Modest growth in activity fuelled by strong increase in commercial construction
Activity in the UK’s construction industry edged up in February, recovering from January’s four-month low according to the February Purchasing Managers’ Index (PMI) by IHS Markit and the Chartered Institute of Procurement & Supply (CIPS).
The PMI value has remained above the 50.0 no-change mark for a fifth consecutive month, up to 51.4 in February compared to 50.2 the previous month, boosted by the strongest activity in commercial construction since May 2017.
Subdued growth continues in residential construction, although activity did improve from January’s weaker levels, as the cost pressures of higher raw material prices, fuel bills and staff wages weigh on purchasing activity.

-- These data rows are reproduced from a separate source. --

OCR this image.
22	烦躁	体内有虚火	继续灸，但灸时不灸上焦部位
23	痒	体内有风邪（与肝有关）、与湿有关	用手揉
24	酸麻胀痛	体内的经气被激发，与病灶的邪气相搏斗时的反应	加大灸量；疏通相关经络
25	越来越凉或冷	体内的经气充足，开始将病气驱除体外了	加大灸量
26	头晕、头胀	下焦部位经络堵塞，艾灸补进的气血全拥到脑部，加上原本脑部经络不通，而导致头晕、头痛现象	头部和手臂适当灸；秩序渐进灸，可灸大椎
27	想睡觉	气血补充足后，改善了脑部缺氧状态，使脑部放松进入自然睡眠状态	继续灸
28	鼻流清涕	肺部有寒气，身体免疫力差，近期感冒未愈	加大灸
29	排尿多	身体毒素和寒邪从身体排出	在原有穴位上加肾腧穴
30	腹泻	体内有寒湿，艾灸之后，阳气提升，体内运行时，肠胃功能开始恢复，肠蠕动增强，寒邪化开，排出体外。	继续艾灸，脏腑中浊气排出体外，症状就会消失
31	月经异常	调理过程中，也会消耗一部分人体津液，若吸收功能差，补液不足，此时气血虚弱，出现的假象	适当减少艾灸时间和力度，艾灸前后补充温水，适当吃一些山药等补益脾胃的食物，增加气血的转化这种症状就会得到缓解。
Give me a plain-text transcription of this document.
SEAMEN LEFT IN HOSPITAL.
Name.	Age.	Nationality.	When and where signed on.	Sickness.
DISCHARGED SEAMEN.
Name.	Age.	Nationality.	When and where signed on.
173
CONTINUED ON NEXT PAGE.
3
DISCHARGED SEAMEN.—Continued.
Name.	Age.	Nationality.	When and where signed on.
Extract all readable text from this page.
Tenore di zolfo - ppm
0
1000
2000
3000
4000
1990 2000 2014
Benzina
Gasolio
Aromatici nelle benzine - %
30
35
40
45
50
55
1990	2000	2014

New business volumes also declined, but only marginally, with respondents blaming shaken confidence and political uncertainty for the fall.
The author of the PMI, and associate director of IHS Markit Tim Moore, said the industry is in a delicate period, but that it remains resilient: “The construction sector endured another difficult month during February, with fragile business confidence, entrenched political uncertainty and softer housing market conditions all factors keeping growth in the slow lane.
“While subdued house building and infrastructure work acted as a brake on the construction sector, this was partly offset by a sustained turnaround in commercial building.”
Supporting housebuilding remains a priority for Housing Minister Dominic Raab, who announced an £15.8m fund to provide councils with the appropriate resources to increase planning application rates.